Принести, однако, какие-то практические результаты в течение кратчайшего срока, отпущенного историей монархии, создание клуба уже не могло{834}. К тому же императрица не доверяла ни Думе, ни правительству, включая А. Ф. Трепова. Как видно из ее переписки с мужем, ей внушали опасения все площадки, где гвардейское офицерство могло соприкасаться с думскими деятелями или представителями общественных кругов. 15 декабря она писала ему, имея в виду именно этот клуб: «Новый клуб, устроенный Треповым (для офицеров и etc), не очень хорош, я разузнала о нем. Офицеры нашего сводного полка ходят туда, и все они встречаются там с Родзянко, манифестируя и приветствуя его там, — в высшей степени бестактно»{835} (сводный гвардейский полк был главной частью охраны Александровского дворца — резиденции царя в Царском Селе; по свидетельству будущего министра Временного правительства М. И. Терещенко, в подготовку дворцового переворота были вовлечены и некоторые офицеры сводного полка).

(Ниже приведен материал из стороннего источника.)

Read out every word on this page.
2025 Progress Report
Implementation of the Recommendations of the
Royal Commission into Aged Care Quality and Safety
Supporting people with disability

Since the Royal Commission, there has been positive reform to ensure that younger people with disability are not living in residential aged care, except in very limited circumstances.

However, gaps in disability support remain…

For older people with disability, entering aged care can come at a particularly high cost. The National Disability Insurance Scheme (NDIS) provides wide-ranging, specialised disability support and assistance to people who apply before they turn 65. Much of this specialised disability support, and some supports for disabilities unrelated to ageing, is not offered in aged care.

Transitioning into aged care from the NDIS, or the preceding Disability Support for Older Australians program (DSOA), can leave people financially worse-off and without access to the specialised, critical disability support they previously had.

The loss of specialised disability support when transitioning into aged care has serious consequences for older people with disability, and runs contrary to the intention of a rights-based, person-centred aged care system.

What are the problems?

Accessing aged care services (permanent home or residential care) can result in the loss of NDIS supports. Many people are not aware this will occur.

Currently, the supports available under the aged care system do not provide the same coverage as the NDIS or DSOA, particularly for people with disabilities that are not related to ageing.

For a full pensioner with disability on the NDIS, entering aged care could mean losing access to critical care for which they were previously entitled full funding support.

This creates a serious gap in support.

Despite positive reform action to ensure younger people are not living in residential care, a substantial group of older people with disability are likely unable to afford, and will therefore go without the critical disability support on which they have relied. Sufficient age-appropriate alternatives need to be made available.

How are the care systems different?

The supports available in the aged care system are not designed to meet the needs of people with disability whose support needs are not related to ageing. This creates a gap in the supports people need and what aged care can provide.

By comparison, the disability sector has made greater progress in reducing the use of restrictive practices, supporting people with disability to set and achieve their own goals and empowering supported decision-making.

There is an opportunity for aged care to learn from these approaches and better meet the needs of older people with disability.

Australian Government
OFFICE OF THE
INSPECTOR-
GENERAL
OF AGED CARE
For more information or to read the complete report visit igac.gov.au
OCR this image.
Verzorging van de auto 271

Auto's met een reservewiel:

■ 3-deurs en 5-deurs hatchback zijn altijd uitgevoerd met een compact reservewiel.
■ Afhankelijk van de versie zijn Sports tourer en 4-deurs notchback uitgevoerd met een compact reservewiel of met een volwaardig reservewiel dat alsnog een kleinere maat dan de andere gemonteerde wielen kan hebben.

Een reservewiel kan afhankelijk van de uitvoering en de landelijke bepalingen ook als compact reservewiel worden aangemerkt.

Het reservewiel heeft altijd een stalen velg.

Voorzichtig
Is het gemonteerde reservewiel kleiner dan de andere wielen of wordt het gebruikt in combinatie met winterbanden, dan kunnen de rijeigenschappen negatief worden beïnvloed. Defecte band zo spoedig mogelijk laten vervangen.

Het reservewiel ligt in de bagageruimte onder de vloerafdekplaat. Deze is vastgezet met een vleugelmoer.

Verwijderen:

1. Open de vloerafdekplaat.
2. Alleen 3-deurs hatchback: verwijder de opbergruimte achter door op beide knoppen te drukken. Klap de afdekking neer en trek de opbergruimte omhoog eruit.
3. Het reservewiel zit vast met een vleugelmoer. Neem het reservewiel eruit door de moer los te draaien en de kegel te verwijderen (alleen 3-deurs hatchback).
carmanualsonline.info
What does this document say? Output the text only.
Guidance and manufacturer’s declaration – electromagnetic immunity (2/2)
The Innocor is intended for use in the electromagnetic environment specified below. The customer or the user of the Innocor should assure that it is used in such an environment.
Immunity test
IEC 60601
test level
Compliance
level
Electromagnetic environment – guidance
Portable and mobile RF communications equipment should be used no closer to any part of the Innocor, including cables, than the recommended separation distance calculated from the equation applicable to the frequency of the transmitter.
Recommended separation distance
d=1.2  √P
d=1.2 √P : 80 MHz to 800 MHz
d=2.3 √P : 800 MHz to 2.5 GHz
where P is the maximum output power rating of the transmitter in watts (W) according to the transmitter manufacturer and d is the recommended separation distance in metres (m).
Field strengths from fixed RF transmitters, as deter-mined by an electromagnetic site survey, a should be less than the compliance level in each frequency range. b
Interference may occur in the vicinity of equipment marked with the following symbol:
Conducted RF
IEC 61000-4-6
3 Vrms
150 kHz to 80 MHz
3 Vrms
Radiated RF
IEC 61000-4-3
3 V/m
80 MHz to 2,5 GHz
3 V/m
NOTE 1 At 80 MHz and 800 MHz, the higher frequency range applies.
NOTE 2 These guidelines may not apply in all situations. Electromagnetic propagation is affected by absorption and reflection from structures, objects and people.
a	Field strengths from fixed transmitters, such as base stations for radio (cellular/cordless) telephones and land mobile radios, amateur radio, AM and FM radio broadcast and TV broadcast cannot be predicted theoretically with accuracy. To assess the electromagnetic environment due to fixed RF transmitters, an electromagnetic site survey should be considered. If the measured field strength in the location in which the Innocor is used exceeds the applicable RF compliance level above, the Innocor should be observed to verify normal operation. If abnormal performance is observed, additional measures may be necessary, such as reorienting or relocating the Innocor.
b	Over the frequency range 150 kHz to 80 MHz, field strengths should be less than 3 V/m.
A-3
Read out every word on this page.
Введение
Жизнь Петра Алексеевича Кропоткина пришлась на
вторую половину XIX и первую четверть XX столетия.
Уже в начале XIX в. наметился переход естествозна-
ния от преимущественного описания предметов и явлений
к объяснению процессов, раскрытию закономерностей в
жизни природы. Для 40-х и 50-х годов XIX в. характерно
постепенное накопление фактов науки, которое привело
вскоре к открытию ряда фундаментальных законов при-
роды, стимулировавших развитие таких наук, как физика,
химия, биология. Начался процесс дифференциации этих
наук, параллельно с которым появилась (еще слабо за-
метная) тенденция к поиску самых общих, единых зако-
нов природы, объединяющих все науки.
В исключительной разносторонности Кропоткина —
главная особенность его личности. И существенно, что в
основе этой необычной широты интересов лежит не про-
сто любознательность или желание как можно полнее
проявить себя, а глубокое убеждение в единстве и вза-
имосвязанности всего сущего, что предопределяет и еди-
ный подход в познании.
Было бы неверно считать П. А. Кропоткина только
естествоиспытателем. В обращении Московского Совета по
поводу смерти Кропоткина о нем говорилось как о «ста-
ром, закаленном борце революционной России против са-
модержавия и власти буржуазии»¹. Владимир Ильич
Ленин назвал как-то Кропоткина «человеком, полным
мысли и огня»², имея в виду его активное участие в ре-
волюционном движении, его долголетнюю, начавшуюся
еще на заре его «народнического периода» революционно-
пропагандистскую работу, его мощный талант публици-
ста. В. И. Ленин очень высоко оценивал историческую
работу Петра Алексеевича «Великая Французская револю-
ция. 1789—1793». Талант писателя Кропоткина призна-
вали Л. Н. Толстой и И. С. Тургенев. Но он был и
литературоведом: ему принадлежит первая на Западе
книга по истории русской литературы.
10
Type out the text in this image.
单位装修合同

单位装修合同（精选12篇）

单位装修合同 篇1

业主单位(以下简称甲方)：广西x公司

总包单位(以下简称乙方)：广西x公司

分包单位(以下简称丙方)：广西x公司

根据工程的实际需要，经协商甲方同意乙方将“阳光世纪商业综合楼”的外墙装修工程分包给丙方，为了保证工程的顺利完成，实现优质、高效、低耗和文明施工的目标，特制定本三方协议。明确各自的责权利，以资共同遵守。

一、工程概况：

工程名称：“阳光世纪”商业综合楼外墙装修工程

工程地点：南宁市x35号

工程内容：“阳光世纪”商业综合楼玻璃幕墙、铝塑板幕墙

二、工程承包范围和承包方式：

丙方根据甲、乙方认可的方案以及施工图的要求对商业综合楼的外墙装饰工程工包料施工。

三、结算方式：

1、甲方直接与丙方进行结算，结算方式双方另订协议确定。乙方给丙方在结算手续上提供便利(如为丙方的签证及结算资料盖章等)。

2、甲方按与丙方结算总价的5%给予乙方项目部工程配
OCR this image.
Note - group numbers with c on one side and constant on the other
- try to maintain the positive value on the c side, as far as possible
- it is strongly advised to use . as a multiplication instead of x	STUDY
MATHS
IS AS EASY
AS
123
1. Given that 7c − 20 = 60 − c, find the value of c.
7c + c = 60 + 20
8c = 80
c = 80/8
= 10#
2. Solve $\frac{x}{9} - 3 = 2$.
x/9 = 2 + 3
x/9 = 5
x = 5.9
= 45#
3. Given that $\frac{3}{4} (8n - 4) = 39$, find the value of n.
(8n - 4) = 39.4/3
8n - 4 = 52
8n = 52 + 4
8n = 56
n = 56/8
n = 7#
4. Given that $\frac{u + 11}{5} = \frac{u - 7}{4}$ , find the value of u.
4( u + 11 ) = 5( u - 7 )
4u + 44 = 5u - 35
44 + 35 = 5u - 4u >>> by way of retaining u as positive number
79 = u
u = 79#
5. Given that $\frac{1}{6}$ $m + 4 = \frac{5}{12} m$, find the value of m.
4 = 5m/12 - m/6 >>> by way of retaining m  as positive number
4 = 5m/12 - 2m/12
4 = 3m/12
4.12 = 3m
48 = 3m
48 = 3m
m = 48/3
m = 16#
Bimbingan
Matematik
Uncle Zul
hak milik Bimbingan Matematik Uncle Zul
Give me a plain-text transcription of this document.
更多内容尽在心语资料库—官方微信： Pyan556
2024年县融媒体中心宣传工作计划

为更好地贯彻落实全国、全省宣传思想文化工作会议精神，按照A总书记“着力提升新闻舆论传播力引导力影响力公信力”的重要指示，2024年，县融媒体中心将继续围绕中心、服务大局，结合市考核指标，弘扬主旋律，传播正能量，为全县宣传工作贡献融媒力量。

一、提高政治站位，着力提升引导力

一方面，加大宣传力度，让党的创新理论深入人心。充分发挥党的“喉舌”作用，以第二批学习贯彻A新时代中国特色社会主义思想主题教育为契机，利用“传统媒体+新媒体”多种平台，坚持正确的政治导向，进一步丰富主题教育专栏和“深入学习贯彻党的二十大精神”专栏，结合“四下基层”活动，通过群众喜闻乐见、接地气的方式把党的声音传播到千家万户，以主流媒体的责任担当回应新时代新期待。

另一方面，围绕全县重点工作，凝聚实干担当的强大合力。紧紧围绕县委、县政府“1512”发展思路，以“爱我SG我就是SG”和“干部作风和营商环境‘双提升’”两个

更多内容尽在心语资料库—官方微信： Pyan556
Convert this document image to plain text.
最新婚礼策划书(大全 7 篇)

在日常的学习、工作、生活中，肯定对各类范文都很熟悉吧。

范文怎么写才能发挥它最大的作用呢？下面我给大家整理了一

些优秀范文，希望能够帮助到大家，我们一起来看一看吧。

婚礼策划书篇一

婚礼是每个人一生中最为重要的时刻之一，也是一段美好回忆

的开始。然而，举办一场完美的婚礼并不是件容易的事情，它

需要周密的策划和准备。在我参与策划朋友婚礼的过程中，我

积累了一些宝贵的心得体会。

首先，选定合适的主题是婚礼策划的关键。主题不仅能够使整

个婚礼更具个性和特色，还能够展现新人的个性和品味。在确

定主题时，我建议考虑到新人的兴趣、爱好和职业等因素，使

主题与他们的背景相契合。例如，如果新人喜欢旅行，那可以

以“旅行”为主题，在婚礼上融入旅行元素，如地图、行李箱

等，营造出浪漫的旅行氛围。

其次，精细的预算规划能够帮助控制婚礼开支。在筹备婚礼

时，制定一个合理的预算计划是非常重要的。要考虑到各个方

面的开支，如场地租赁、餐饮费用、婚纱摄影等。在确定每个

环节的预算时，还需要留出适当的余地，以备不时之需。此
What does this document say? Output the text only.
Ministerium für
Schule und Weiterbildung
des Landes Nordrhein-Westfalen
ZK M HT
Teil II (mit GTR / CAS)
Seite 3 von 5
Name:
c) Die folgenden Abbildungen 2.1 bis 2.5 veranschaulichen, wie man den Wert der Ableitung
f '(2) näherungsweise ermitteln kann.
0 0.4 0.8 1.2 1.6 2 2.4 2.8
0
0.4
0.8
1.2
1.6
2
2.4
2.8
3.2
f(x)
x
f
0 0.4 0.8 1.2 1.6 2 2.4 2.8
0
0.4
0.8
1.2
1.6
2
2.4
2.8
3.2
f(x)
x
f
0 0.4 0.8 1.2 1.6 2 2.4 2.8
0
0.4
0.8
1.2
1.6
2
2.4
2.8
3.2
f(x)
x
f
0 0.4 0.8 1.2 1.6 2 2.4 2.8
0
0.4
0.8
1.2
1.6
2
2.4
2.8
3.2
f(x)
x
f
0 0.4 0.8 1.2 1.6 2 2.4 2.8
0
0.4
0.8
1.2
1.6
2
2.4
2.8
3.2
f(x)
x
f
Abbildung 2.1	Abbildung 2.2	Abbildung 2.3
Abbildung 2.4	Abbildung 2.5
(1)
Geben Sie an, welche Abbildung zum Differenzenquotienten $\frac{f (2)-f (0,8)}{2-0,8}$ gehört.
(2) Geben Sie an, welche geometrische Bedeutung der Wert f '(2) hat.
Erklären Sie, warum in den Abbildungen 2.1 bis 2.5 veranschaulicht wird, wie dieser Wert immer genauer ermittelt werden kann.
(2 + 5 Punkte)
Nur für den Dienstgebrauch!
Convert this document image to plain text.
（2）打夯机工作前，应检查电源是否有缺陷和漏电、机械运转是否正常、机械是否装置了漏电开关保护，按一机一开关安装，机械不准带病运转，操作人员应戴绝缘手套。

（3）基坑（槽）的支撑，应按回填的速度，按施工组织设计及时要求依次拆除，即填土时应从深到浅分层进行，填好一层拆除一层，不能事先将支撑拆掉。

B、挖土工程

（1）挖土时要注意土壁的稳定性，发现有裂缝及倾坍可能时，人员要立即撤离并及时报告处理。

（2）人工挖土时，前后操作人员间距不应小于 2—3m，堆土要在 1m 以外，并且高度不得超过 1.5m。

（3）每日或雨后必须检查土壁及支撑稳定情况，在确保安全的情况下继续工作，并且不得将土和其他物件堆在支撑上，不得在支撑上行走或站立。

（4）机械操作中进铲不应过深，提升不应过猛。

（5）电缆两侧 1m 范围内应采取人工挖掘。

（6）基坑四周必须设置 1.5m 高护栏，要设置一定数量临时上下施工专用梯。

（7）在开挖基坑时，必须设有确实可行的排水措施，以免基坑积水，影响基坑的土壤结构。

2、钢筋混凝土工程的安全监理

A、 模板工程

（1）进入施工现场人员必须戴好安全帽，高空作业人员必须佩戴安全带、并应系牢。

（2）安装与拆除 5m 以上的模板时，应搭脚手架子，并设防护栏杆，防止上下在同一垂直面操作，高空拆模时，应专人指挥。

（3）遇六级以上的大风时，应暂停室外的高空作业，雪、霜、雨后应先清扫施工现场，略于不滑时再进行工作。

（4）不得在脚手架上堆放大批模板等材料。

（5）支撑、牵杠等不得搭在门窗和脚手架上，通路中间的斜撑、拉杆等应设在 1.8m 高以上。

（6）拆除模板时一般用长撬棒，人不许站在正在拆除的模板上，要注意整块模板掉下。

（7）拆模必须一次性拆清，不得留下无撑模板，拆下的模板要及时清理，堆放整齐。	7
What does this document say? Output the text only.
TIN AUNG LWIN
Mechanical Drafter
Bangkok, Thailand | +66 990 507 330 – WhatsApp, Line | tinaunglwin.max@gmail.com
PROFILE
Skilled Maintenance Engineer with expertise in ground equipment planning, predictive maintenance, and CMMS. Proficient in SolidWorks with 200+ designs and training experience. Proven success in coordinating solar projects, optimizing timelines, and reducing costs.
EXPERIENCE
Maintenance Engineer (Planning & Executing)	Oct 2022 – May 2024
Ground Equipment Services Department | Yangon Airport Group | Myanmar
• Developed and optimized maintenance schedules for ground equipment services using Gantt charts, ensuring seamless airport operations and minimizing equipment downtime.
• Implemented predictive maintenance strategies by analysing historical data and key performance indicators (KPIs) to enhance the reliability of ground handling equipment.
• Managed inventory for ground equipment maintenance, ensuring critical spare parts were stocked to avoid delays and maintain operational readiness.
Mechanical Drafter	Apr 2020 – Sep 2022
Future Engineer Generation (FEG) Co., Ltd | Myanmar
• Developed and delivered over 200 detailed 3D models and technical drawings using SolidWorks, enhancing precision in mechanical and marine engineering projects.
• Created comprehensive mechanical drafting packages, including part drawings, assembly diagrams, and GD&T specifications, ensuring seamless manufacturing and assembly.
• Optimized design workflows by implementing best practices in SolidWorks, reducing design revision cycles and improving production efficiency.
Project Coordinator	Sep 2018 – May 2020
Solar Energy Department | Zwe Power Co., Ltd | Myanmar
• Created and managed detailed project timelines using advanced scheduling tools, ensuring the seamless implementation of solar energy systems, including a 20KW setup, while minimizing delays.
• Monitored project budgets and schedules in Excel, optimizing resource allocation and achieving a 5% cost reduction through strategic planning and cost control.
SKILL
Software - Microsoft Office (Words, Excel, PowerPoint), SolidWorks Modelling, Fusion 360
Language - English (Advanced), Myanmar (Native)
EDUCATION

Таким образом, исключительно широкое распространение слухов, как всегда, приблизительных и нередко далеких от действительности (например, насчет «измены» немки-царицы), в том числе через клубы, неоспоримо способствовало созданию вокруг монархии политического вакуума, что привело в конечном счете к ее падению.
Февральская революция открыла двери многих до тех пор закрытых клубов всем желающим. Мгновенно они слились с «улицей», превратившись в более многолюдные «говорильни», чем те, каких страшился в XIX веке Победоносцев.
О том, как реагировали на революцию члены Английского и подобных ему клубов, прямых свидетельств нет, но известно, что царское отречение повсюду повергло монархистов в смятение, независимо от их партийной принадлежности и политической активности. Не составляли исключения члены правомонархических организаций в Москве. Русский монархический союз объявил себя распущенным, а председатель его правления С. А. Кельцев направил телеграмму городскому голове М. В. Челнокову и командующему войсками Московского военного округа А. Е. Грузинову, в которой писал, что союз прозрел «вместе со всей страной» и что его члены будут честно служить «не за страх, а за совесть… благу родины и новому правительству, разрушившему темные силы и темноту России»{836}.
Известно также, что 7 марта 1917 г. в Английском клубе выступил приехавший из Петрограда А. Ф. Керенский, в тот момент еще министр юстиции — первый и единственный министр-социалист в первом составе Временного правительства. Такого сорта людей Английский клуб не видел в своих стенах никогда, впрочем, так же, как и разнокалиберную публику, восторженно встретившую Керенского. Если среди публики и были члены клуба, в чем нет уверенности, то вряд ли их могло быть много. Вечером Керенский снова появился в особняке на Тверской, чтобы рассказать представителям московской прессы о том, при каких обстоятельствах вслед за Николаем II от престола отрекся великий князь Михаил Александрович…{837}
После устранения Февральской революцией всех формальных препятствий в создании общественных организаций, образовалось множество новых клубов, демократических по своему составу. Отчасти о многочисленности клубов можно судить по тому, что выступления артистов в клубах (а также на других площадках «на стороне», вне театров) стали для этой части интеллигенции средством выживания, так как «жить становилось все труднее… и именно с этого времени, — пишет очевидец, — в обиходную речь крепко вошло слово „халтура“». Среди возникших в 1917 г. клубов было немало и вполне традиционных, например, Артистический клуб в Петрограде на Морской, который, по словам того же очевидца, «как-то незаметно открылся и быстро окреп», очевидно, в первую очередь благодаря тому, что там имелись «вкусный буфет» и «довольно крупная игра в карты»{838}. Сохранялись в послефевральский период и старые ассоциации всех видов, в том числе и клубы.
В основном же вновь образовывались клубы рабочих и низших служащих. Нередко они создавались при профсоюзах и на крупных предприятиях. Образовался ряд студенческих клубов, также политических и находившихся под влиянием тех или иных социалистических партий. Общее число только рабочих и солдатских клубов в Петрограде достигло к августу 1917 г. шестидесяти.
Благодаря легализации всех партий, процесс этот, идущий снизу, был вместе с тем в большей степени, чем до революции, организованным. С призывом создавать политические рабочие и солдатские клубы выступил Исполком Петроградского Совета, поместивший уже 9 марта в «Известиях» статью «Рабочие клубы». С параллельным призывом обратилась 13 марта к читателям большевистская «Правда». Новые клубы рассматривались в этих статьях как преемники дореволюционных рабочих клубов и противопоставлялись клубам «буржуазным». Связь их с социалистическими партиями теперь можно было не скрывать и, более того, эта связь объявлялась необходимой{839}.